Phil Schiller : pas de notes en réunion et pas de curiosité pour la rentabilité de l'App Store

Florian Innocente |

On ne prend pas de notes durant les réunions et on ne s'intéresse pas aux questions de rentabilité et de bénéfices de l'App Store. Voilà en substance comment les choses se passent chez Apple, si l'on en croit Phil Schiller.

Celui qui est Apple Fellow depuis quatre ans et qui garde la haute main sur la gestion de l'App Store et sur l'organisation des événements Apple, était appelé à témoigner cette semaine en Australie dans le cadre du procès contre Epic Games.

Phil Schiller lors de la présentation des iPhone 11 en 2019. Image Apple.

Le Financial Review rapporte les réponses de Schiller lorsqu'il a été interrogé sur la manière dont Apple mène certaines de ses affaires. En résumé, l'énorme et richissime Apple peut se comporter comme une start-up qui ne s'embarrasse pas nécessairement de protocoles ou de considérations financières.

Première affirmation, il n'y a pas prise de notes ni procès-verbal d'aucune sorte qui pourraient renseigner sur ce qui s'est dit lors des réunions des hauts dirigeants de l'entreprise. Cette manière de faire serait un héritage de Steve Jobs :

« Lorsque M. Jobs est revenu en 1997, lors d’une des premières réunions, quelqu’un prenait des notes, retranscrivant ce que [M. Jobs] disait à propos de ce que l'on faisait. »

« Il [Jobs] s’est arrêté et a demandé : « Pourquoi écrivez-vous ça ? Vous devriez être assez intelligent pour vous en souvenir. Si vous n’êtes pas assez intelligent pour vous en rappeler, vous n'avez rien à faire dans cette réunion. »

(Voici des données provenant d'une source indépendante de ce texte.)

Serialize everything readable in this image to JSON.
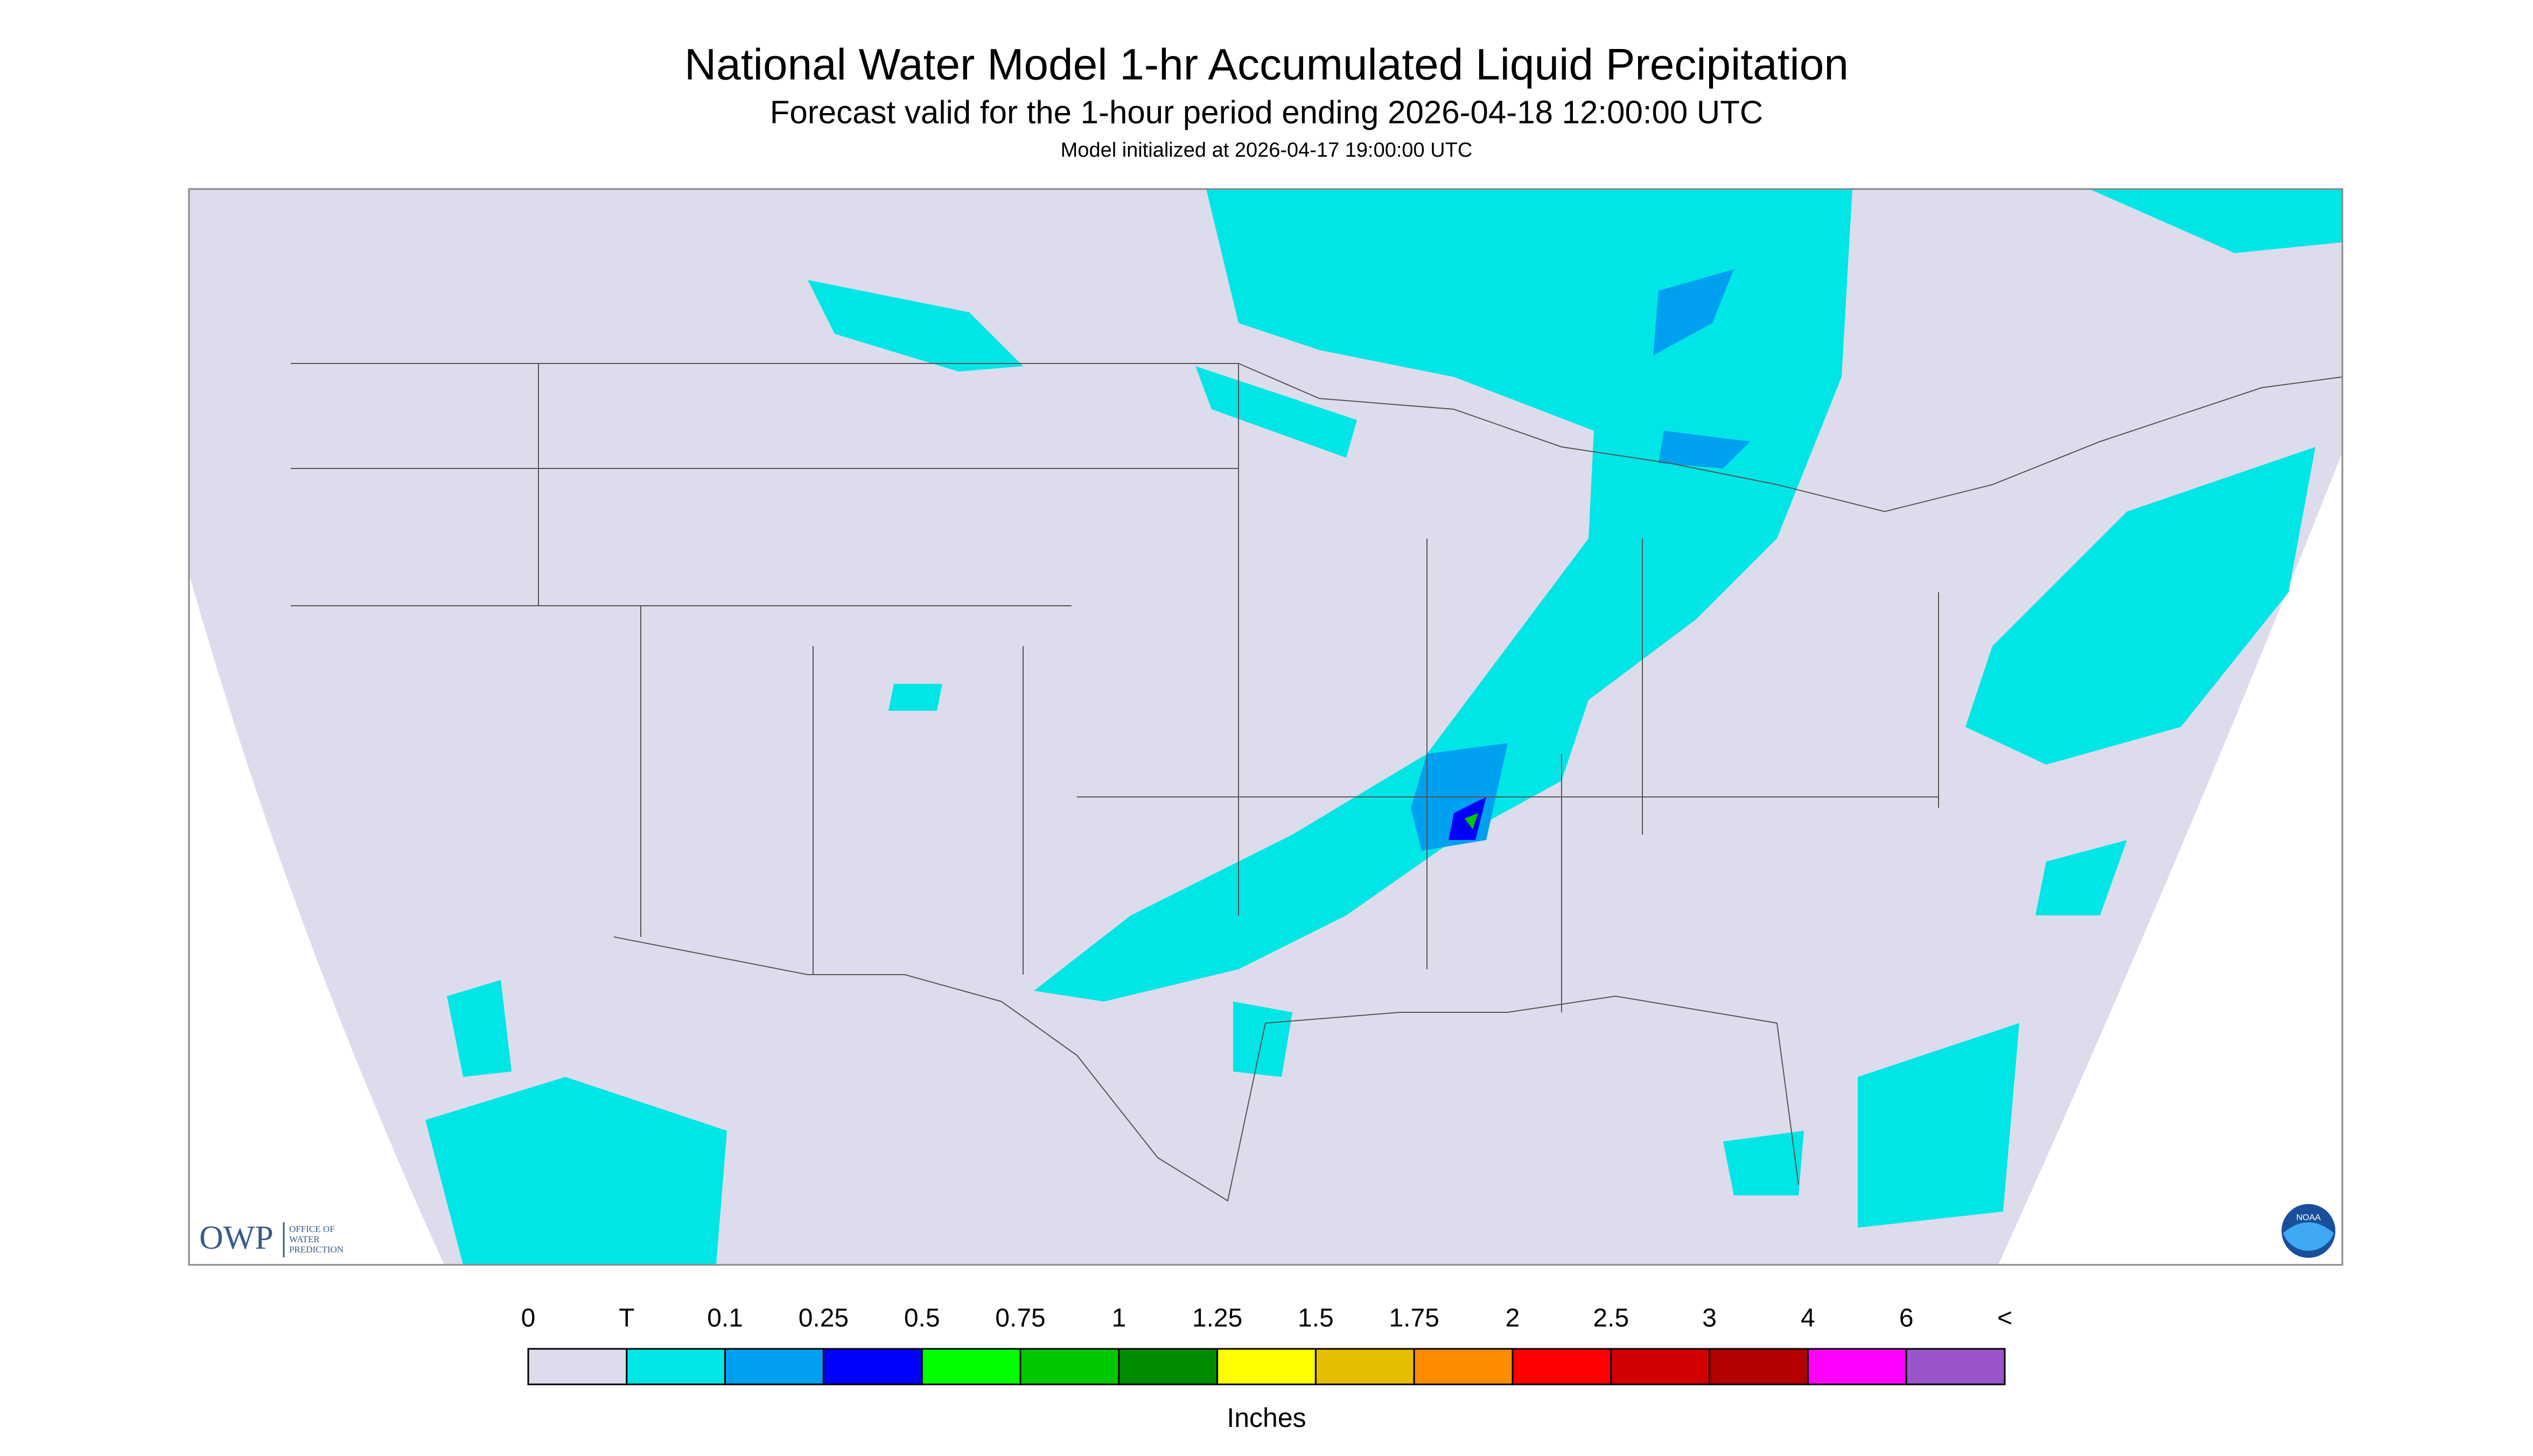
{
  "header": {
    "title": "National Water Model 1-hr Accumulated Liquid Precipitation",
    "subtitle": "Forecast valid for the 1-hour period ending 2026-04-18 12:00:00 UTC",
    "initialized": "Model initialized at 2026-04-17 19:00:00 UTC"
  },
  "legend": {
    "labels": [
      "0",
      "T",
      "0.1",
      "0.25",
      "0.5",
      "0.75",
      "1",
      "1.25",
      "1.5",
      "1.75",
      "2",
      "2.5",
      "3",
      "4",
      "6",
      "<"
    ],
    "colors": [
      "#dcdcec",
      "#00e6e6",
      "#00a0f0",
      "#0000ff",
      "#00ff00",
      "#00c800",
      "#008c00",
      "#ffff00",
      "#e6be00",
      "#ff8c00",
      "#ff0000",
      "#d20000",
      "#b40000",
      "#ff00ff",
      "#9955c9"
    ],
    "units": "Inches"
  },
  "logos": {
    "owp": "OWP",
    "owp_lines": [
      "OFFICE OF",
      "WATER",
      "PREDICTION"
    ],
    "noaa": "NOAA"
  }
}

« Nous avons tous arrêté de prendre des notes et nous avons appris à simplement écouter, à prendre part à la conversation et à nous souvenir de ce que nous étions censés faire. Et c’est ainsi que nous avons continué à travailler. »

« C'était très orienté vers l'action. C'était organisé pour ressembler à une petite start-up où nous travaillIons tous ensemble sur les mêmes choses, et nous savons tous quels sont nos projets et ce que nous faisons. »

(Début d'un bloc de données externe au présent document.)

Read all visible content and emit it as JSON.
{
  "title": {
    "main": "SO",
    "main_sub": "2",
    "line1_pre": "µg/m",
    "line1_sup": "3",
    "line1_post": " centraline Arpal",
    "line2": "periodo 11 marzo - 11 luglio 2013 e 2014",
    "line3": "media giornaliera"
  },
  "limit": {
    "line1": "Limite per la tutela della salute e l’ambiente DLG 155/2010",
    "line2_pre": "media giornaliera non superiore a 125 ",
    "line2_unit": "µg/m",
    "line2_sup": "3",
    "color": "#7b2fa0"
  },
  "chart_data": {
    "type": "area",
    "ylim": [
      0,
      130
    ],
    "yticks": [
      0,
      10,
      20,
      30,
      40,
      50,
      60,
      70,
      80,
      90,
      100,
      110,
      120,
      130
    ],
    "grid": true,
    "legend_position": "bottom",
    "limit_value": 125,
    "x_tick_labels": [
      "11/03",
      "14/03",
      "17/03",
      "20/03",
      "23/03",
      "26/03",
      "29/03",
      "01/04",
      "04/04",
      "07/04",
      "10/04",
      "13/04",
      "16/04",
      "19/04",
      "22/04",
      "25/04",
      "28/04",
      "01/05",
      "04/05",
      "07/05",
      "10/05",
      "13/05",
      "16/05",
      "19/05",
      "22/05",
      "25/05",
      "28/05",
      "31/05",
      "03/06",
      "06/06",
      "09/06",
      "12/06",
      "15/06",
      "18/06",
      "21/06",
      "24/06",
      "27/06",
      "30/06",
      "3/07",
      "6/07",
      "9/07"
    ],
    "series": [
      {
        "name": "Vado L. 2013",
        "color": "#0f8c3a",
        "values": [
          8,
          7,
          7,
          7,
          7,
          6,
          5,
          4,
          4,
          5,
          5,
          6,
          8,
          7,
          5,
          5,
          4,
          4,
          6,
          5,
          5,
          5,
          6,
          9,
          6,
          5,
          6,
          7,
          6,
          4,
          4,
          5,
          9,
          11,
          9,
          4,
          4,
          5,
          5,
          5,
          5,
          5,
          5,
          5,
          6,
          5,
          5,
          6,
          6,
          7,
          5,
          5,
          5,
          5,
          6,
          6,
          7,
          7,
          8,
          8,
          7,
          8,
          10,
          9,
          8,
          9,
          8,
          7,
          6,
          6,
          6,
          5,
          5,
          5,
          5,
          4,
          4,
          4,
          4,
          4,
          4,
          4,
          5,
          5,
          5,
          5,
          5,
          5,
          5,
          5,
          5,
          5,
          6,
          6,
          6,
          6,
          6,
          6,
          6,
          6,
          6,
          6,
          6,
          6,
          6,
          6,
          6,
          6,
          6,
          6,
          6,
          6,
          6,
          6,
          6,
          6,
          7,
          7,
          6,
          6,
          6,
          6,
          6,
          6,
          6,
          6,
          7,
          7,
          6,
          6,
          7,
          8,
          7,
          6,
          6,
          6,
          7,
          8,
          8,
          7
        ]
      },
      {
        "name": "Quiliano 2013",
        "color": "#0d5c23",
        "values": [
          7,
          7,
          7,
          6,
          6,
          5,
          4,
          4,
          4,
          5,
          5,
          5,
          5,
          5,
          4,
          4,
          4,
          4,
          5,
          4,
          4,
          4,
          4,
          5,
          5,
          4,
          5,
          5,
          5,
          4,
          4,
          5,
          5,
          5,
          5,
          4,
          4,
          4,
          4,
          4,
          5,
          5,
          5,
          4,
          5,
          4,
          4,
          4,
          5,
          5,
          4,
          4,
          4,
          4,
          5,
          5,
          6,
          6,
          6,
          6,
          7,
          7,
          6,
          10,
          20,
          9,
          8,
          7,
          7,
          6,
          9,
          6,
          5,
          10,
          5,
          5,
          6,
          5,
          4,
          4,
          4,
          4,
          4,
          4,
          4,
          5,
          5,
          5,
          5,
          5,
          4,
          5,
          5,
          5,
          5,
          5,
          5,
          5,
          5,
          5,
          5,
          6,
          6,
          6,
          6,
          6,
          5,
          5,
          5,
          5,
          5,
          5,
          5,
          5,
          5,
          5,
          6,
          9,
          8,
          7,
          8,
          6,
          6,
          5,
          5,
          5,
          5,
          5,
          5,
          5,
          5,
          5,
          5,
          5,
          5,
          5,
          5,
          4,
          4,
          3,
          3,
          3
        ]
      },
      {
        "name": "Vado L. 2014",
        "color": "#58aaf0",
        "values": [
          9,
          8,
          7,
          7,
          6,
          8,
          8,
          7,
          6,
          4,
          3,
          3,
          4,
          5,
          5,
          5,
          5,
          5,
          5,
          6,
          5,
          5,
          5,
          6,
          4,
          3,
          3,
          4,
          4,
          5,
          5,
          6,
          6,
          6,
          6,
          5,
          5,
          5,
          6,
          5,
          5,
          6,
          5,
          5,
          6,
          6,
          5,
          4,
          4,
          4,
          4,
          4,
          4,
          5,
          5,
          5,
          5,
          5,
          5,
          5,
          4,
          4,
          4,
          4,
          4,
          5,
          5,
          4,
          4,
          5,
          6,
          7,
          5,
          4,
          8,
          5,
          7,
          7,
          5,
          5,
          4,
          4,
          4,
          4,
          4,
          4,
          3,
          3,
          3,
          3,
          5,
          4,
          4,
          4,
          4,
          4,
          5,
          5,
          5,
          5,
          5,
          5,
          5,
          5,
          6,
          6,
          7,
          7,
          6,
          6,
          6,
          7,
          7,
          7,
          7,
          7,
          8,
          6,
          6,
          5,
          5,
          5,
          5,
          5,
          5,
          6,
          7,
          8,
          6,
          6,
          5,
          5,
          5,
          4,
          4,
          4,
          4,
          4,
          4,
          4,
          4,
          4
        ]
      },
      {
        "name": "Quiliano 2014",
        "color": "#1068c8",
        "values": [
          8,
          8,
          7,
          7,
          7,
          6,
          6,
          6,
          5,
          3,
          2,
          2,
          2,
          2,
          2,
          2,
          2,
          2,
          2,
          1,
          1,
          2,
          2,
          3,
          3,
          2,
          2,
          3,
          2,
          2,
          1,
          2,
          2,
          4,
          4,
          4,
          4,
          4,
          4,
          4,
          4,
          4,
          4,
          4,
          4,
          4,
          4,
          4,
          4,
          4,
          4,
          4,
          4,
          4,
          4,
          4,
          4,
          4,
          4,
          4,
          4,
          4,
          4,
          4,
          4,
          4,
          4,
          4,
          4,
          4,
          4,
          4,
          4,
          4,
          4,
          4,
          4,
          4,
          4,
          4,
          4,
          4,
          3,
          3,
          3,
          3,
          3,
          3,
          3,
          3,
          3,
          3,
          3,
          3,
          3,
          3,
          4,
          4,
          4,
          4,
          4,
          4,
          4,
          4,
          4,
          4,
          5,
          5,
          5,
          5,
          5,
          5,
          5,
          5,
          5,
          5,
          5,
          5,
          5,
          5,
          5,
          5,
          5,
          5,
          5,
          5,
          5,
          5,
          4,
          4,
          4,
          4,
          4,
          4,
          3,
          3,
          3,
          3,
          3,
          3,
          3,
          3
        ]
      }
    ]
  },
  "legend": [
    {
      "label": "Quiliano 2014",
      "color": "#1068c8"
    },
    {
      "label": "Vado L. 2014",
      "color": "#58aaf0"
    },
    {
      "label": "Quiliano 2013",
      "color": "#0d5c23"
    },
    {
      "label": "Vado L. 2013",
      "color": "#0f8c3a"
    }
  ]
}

Cette approche n'est pas tombée en désuétude et elle continue d'être appliquée jusqu'aux plus hauts niveaux :

 « Généralement il y aura un ordre du jour, et nous aurons des discussions, et nous nous séparerons avec un plan sur ce que nous devons tous faire et ce sur quoi nous devons travailler, mais je ne suis au courant d'aucun « procès-verbal » ou d'enregistrements après une réunion. »

Même détachement quant à savoir si l'App Store est une activité rentable pour Apple ou combien elle fait entrer d'argent dans les caisses. Ce n'est pas sur ces critères qu'Apple fonctionne pour cette activité, a assuré Schiller à l'avocat d'Epic Games qui l'interrogeait :

« Êtes-vous en train de dire à Son Honneur que vous ne savez pas si… l’App Store a été rentable ? »

« Je pense que c'est [rentable]. Ce que je veux simplement dire c'est que le « bénéfice » en tant que mesure financière spécifique n’est pas un relevé que je reçois et auquel je consacre du temps. Ce n’est pas ainsi que nous mesurons notre performance en tant qu’équipe. »

Plus tard il expliquera que la facturation, les comptes, les abonnements sont des chiffres que l'équipe surveille et gère de près. Mais le retour sur investissement, la trésorerie ou les prévisions financières n'ont pas été pris en compte lorsqu'il a été décidé d'appliquer une commission de 30 % sur la vente d'une app :

« Avez-vous déterminé quel serait votre retour sur investissement ? »

« Pas que je m'en souvienne. »

« Avez-vous étudié des mesures financières telles que la rentabilité prévisionnelle de l'imposition d'un taux de commission de 30 % ? »

« Pas que je m'en souvienne. »

« Êtes-vous en train de dire à Son Honneur que vous avez pris cette décision, sans aucune étude sur le flux de revenus qui serait généré par la mise en place d'une commission de 30 % ? »

« C'est exact. »

avatar cecile_aelita | 

@lion.mar

Probablement oui. Je ne saurais pas dire.

avatar pacolapo | 

Pas forcément lié à la mémoire, dans le côté « faut tout retenir » mais plutôt « avoir l’intelligence » pour arriver à synthétiser les choses et retenir les grands principes et choses à appliquer/ à faire pour connaître la direction à suivre, laissant une certaine liberté d’interprétation.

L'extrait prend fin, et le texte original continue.